Apache Spark on Kubernetes: What Works, What Breaks, and How to Fix It
Details
Apache Spark on Kubernetes: What Works, What Breaks, and How to Fix It
(Practical lessons from running and benchmarking real Spark lakehouse workloads)
-----------------------------------------------------------------------------------
Where is the event? COWRKS Ecoworld 4D, 10th Floor, Building 4D, ECOWORLD, Outer Ring Rd, Devarabisanahalli, Bellandur, Bengaluru, Karnataka 560103
Map: https://share.google/1za6kRsnu6SbStkha
How to Register? https://docs.google.com/forms/d/1tQECsMnaWWFCYsznH611SkpOezTQHdEY-4KqMBKkJDA/
-----------------------------------------------------------------------------------
Overview:
Apache Spark and Kubernetes are increasingly becoming the foundation of modern cloud-native data platforms. While Kubernetes makes it easier to deploy and scale Spark clusters, running Spark workloads efficiently in this environment still requires careful tuning, observability, and architectural decisions.
In this open learning session, engineers from Onehouse will share practical lessons from working with some of the largest data lake deployments built on Apache Spark and open table formats over the past several years.
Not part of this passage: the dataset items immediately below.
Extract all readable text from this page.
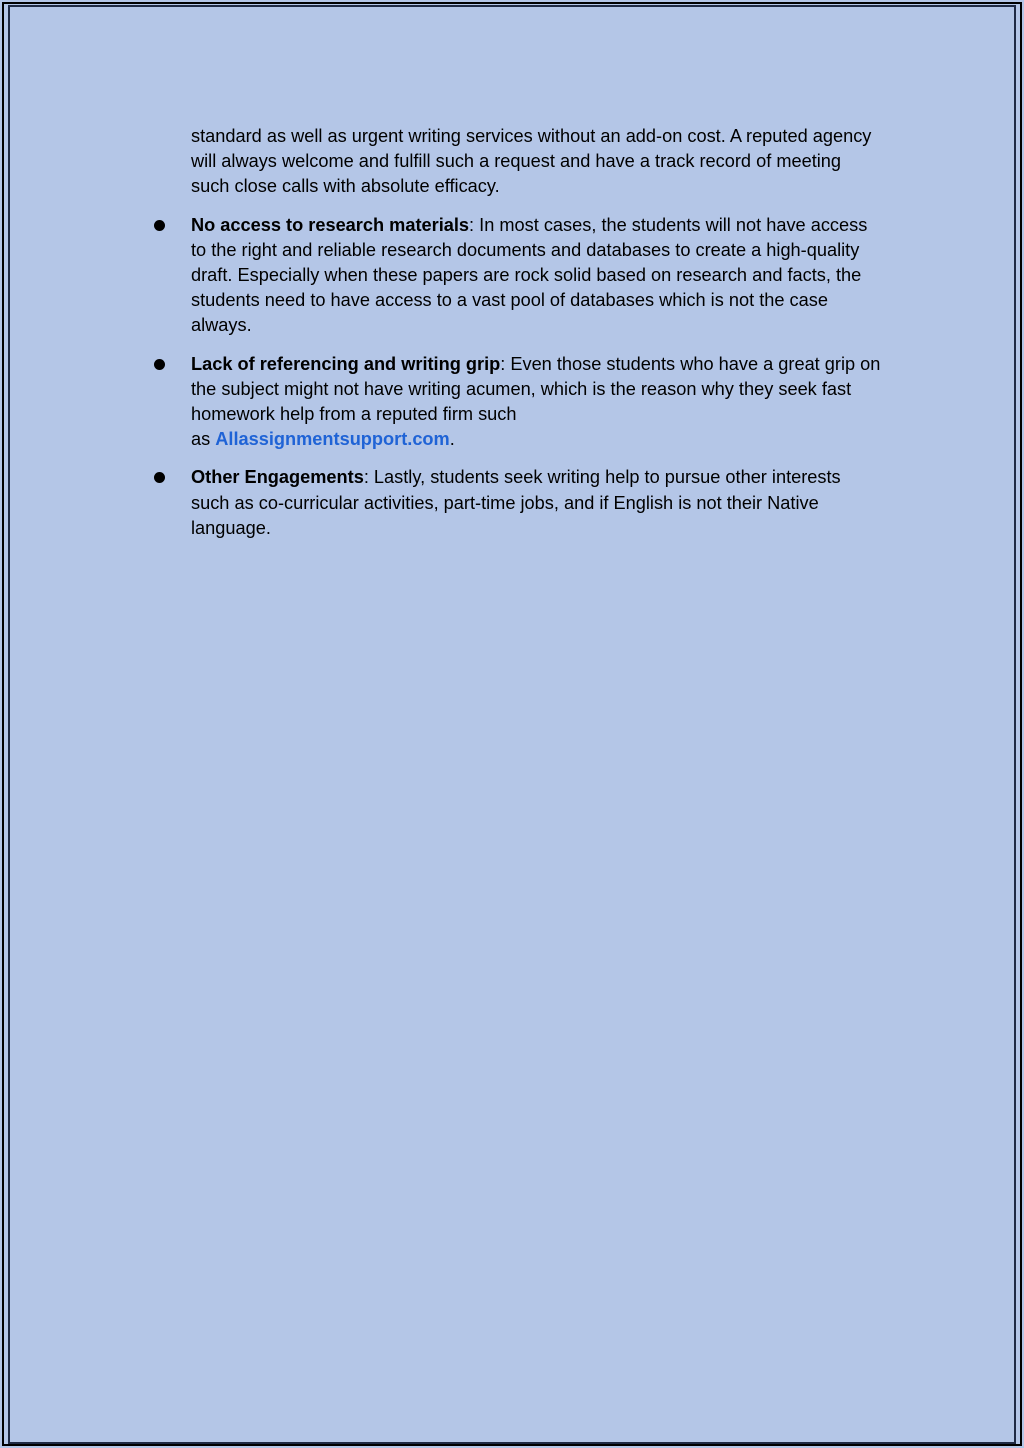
standard as well as urgent writing services without an add-on cost. A reputed agency will always welcome and fulfill such a request and have a track record of meeting such close calls with absolute efficacy.

No access to research materials: In most cases, the students will not have access to the right and reliable research documents and databases to create a high-quality draft. Especially when these papers are rock solid based on research and facts, the students need to have access to a vast pool of databases which is not the case always.
Lack of referencing and writing grip: Even those students who have a great grip on the subject might not have writing acumen, which is the reason why they seek fast homework help from a reputed firm such
as Allassignmentsupport.com.
Other Engagements: Lastly, students seek writing help to pursue other interests such as co-curricular activities, part-time jobs, and if English is not their Native language.
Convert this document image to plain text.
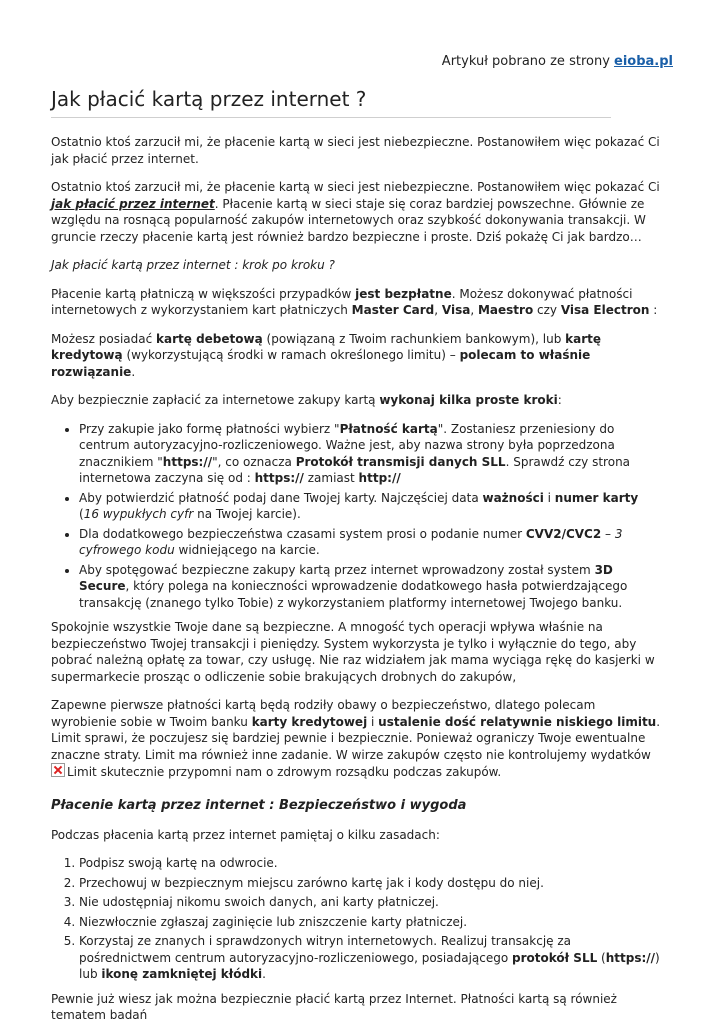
Artykuł pobrano ze strony eioba.pl
Jak płacić kartą przez internet ?

Ostatnio ktoś zarzucił mi, że płacenie kartą w sieci jest niebezpieczne. Postanowiłem więc pokazać Ci jak płacić przez internet.

Ostatnio ktoś zarzucił mi, że płacenie kartą w sieci jest niebezpieczne. Postanowiłem więc pokazać Ci jak płacić przez internet. Płacenie kartą w sieci staje się coraz bardziej powszechne. Głównie ze względu na rosnącą popularność zakupów internetowych oraz szybkość dokonywania transakcji. W gruncie rzeczy płacenie kartą jest również bardzo bezpieczne i proste. Dziś pokażę Ci jak bardzo…

Jak płacić kartą przez internet : krok po kroku ?

Płacenie kartą płatniczą w większości przypadków jest bezpłatne. Możesz dokonywać płatności internetowych z wykorzystaniem kart płatniczych Master Card, Visa, Maestro czy Visa Electron :

Możesz posiadać kartę debetową (powiązaną z Twoim rachunkiem bankowym), lub kartę kredytową (wykorzystującą środki w ramach określonego limitu) – polecam to właśnie rozwiązanie.

Aby bezpiecznie zapłacić za internetowe zakupy kartą wykonaj kilka proste kroki:

• Przy zakupie jako formę płatności wybierz "Płatność kartą". Zostaniesz przeniesiony do centrum autoryzacyjno-rozliczeniowego. Ważne jest, aby nazwa strony była poprzedzona znacznikiem "https://", co oznacza Protokół transmisji danych SLL. Sprawdź czy strona internetowa zaczyna się od : https:// zamiast http://
• Aby potwierdzić płatność podaj dane Twojej karty. Najczęściej data ważności i numer karty (16 wypukłych cyfr na Twojej karcie).
• Dla dodatkowego bezpieczeństwa czasami system prosi o podanie numer CVV2/CVC2 – 3 cyfrowego kodu widniejącego na karcie.
• Aby spotęgować bezpieczne zakupy kartą przez internet wprowadzony został system 3D Secure, który polega na konieczności wprowadzenie dodatkowego hasła potwierdzającego transakcję (znanego tylko Tobie) z wykorzystaniem platformy internetowej Twojego banku.

Spokojnie wszystkie Twoje dane są bezpieczne. A mnogość tych operacji wpływa właśnie na bezpieczeństwo Twojej transakcji i pieniędzy. System wykorzysta je tylko i wyłącznie do tego, aby pobrać należną opłatę za towar, czy usługę. Nie raz widziałem jak mama wyciąga rękę do kasjerki w supermarkecie prosząc o odliczenie sobie brakujących drobnych do zakupów,

Zapewne pierwsze płatności kartą będą rodziły obawy o bezpieczeństwo, dlatego polecam wyrobienie sobie w Twoim banku karty kredytowej i ustalenie dość relatywnie niskiego limitu. Limit sprawi, że poczujesz się bardziej pewnie i bezpiecznie. Ponieważ ograniczy Twoje ewentualne znaczne straty. Limit ma również inne zadanie. W wirze zakupów często nie kontrolujemy wydatków Limit skutecznie przypomni nam o zdrowym rozsądku podczas zakupów.

Płacenie kartą przez internet : Bezpieczeństwo i wygoda

Podczas płacenia kartą przez internet pamiętaj o kilku zasadach:

1. Podpisz swoją kartę na odwrocie.
2. Przechowuj w bezpiecznym miejscu zarówno kartę jak i kody dostępu do niej.
3. Nie udostępniaj nikomu swoich danych, ani karty płatniczej.
4. Niezwłocznie zgłaszaj zaginięcie lub zniszczenie karty płatniczej.
5. Korzystaj ze znanych i sprawdzonych witryn internetowych. Realizuj transakcję za pośrednictwem centrum autoryzacyjno-rozliczeniowego, posiadającego protokół SLL (https://) lub ikonę zamkniętej kłódki.

Pewnie już wiesz jak można bezpiecznie płacić kartą przez Internet. Płatności kartą są również tematem badań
Through this experience, the team has worked closely with large-scale lakehouse workloads and Spark pipelines across a variety of production environments.
We’ll explore topics such as:
- How Kubernetes changes the way Spark clusters are deployed, scaled, and managed
- Techniques to improve Spark SQL performance and query execution
- Optimizing Spark reads and writes across open table formats like Apache Hudi, Apache Iceberg, and Delta
- Identifying compute waste and storage bottlenecks in Spark workloads
- Lessons learned from benchmarking and analyzing large-scale Spark workloads
We’ll also walk through examples of how Spark job analysis using tools like the Spark History Server can help surface performance issues and generate actionable optimization insights.
Expect architecture discussions, real-world performance benchmarks, and practical demos, along with an open discussion on how to run Spark workloads more effectively in modern cloud environments.